Does this mean that creating artificial intelligence is impossible or not to be seen for a long time? Does it mean that it must remain a writer’s dream? The answer in short is simply no. Artificial intelligence is already part of our everyday world, even if we do not know it and do not understand it.

It might have not been developed yet a personality so human to pass the Turing test with flying colours but AI is already providing an incredible amount of services and, every day is providing more. It is important to understand AI is not a technology, it won’t become obsolete and will be replaced for something better: it is an approach a different way to see the world so it is here to stay.

What is so special about it? It is very simple, humans always built tools to help them. We started building tools and weapons, every generation more complex and specialised than the previous one, until with the tools we have been able to create the machines that could perform complex tasks. Every generation more complicated than the previous one, when mechanics was not good enough, we moved to electronics and then to computing connecting and executing tasks more complicated and more specialised.

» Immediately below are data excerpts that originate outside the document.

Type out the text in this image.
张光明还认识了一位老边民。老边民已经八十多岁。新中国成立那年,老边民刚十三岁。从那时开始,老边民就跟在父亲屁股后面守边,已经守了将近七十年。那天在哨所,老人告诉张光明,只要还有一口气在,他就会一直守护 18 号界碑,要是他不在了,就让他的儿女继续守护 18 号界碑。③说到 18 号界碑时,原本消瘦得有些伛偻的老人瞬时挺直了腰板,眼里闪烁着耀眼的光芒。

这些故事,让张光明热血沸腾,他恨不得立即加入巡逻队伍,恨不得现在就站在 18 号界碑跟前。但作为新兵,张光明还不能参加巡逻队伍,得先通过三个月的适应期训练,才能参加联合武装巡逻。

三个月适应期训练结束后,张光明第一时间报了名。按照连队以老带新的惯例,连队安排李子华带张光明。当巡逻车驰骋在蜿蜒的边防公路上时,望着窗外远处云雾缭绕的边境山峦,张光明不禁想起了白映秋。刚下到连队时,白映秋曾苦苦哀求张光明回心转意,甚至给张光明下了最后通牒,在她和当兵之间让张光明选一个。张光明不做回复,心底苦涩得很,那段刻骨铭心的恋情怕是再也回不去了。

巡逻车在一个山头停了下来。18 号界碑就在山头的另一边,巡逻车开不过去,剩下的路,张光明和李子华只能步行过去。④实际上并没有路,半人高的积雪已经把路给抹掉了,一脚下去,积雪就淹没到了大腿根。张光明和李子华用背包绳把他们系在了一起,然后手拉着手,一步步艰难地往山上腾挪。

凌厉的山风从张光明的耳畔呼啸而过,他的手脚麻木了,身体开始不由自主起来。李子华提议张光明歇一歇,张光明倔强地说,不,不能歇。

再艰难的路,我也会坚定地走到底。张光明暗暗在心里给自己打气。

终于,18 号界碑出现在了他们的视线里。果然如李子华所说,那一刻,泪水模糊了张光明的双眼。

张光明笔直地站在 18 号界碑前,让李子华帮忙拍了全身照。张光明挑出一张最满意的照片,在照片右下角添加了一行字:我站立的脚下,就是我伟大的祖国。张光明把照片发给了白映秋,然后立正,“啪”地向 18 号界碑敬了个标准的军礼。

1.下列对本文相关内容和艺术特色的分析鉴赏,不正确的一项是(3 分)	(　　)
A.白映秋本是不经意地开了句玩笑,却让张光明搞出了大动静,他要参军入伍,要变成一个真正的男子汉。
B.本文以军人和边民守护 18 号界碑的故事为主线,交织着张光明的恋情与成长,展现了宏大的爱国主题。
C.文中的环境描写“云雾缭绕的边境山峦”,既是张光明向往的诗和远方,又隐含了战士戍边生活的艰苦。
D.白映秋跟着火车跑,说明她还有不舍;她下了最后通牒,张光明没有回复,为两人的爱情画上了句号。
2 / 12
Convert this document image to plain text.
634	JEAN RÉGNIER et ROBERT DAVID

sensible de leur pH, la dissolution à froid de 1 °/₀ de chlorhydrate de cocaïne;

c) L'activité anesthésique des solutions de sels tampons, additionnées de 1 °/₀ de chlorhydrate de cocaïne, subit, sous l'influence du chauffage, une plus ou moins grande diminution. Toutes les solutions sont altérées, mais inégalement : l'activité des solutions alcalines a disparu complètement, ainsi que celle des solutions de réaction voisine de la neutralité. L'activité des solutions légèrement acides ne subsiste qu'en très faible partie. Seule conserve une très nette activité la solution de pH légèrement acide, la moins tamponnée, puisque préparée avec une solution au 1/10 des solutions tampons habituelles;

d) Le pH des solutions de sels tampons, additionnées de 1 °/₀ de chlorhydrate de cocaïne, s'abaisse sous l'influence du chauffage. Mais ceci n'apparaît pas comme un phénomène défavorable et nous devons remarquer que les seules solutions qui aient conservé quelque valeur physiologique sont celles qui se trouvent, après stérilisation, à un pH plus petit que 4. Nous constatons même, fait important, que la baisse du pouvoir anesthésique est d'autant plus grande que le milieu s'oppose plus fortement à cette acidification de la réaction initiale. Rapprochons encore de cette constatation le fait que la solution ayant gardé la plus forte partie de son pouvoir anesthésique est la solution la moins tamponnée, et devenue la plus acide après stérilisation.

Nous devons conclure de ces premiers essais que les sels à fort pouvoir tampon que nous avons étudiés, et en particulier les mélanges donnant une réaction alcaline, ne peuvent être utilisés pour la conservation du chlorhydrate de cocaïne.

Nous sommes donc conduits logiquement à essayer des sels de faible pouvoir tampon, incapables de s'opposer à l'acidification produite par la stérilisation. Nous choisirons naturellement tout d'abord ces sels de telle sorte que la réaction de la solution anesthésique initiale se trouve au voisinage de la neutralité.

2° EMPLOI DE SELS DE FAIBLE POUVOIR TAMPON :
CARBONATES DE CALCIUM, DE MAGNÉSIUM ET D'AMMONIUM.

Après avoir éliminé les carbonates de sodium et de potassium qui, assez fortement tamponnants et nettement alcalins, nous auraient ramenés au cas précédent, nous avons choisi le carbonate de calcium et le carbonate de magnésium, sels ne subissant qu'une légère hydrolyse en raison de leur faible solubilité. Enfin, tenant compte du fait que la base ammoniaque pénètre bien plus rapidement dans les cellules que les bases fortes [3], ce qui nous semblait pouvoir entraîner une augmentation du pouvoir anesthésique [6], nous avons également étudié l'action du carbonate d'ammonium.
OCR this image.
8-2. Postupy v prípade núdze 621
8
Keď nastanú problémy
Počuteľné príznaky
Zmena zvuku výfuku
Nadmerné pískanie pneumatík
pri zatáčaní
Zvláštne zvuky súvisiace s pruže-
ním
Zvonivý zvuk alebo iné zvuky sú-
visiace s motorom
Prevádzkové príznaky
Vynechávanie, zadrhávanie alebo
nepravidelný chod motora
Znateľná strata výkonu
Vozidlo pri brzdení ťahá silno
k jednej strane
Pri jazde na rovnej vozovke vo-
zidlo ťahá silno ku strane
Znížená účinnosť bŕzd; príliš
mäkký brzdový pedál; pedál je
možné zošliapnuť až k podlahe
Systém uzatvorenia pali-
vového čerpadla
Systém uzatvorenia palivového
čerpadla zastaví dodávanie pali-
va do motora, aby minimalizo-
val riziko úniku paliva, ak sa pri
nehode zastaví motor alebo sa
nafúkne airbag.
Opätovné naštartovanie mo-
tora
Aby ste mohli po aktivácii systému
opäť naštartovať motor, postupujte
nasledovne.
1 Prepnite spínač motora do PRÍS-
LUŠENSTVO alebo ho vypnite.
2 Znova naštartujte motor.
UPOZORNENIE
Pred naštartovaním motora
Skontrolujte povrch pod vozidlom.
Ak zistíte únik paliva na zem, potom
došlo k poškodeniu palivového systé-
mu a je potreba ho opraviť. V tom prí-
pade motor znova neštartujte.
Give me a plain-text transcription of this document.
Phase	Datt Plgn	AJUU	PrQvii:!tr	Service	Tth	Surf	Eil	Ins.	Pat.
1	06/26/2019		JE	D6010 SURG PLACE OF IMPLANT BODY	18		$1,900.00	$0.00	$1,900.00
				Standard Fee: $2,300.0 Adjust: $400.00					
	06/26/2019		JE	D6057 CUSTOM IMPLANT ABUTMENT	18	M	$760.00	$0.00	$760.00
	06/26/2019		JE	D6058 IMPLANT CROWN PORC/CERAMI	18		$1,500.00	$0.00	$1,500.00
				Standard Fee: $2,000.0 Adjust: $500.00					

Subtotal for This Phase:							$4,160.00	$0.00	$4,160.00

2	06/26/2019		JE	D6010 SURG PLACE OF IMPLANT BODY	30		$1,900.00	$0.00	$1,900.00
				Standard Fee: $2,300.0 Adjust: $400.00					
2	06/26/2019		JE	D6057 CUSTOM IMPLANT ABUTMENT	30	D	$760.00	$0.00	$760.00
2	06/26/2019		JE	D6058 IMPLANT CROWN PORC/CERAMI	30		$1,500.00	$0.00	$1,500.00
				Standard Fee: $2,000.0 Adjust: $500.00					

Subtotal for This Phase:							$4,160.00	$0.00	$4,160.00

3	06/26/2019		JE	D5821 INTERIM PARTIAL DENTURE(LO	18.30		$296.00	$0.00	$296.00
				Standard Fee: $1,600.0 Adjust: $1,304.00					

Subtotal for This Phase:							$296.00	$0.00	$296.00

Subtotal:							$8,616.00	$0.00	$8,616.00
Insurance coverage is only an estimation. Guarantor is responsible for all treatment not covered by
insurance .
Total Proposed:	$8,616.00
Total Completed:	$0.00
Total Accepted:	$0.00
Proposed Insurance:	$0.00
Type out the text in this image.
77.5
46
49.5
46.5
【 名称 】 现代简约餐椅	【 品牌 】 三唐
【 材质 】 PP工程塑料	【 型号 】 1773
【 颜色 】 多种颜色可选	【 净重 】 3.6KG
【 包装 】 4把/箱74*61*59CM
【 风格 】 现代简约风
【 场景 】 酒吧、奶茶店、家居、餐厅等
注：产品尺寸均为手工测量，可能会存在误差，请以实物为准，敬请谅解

All this evolution and this development has one thing in common: what we have built could not improve, it could not learn. The logic, the creative breath has always been the creator’s one. Even the most complicated computers, the ones that can perform calculations no human being could ever do in ten lifetimes, such as, for example, finding a prime number with 24,862,048 digits (282,589,933 – 1) cannot deviate from their original logic. They are, somehow, bound to repeat the same pattern every day.

In AI the machines can actually learn, they can decide what to do, and they can learn from their decisions. That is the main difference, it is the glimpse (for the moment) of a path that is not predetermined by the creator. The machines can learn, can find solutions that are “original” and do not come directly from the starting data, the algorithm and the programming, they evolve interacting with the environment, exactly as humans. In 2019 MIT had an artificial tested for QI and the system proved to have a four years old intelligence, it might not look that impressive but that means that a four-year-old kid and an artificial intelligence system (or to be precise one of the most advanced ones) share a same level of curiosity and of learning skills.

AI is here to stay; it maybe will need ten years to have the intelligence of a five years old but the pattern is clear: with the computational power constantly increasing there will be a constant increase of artificial intelligence and the increase won’t look linear.

In this phase “partial” systems, specialised on complex tasks and based on artificial intelligence are already in place and operational under the radar. Shortly these systems will start converging into ecosystems and environments that will lead to more complex and general systems. Will it be a swarm logic? Will it be a single unit with “eyes” “ears” “tongue”? It is too soon to tell, the future is out there, and we need to dream it, knowing that we start not to be alone!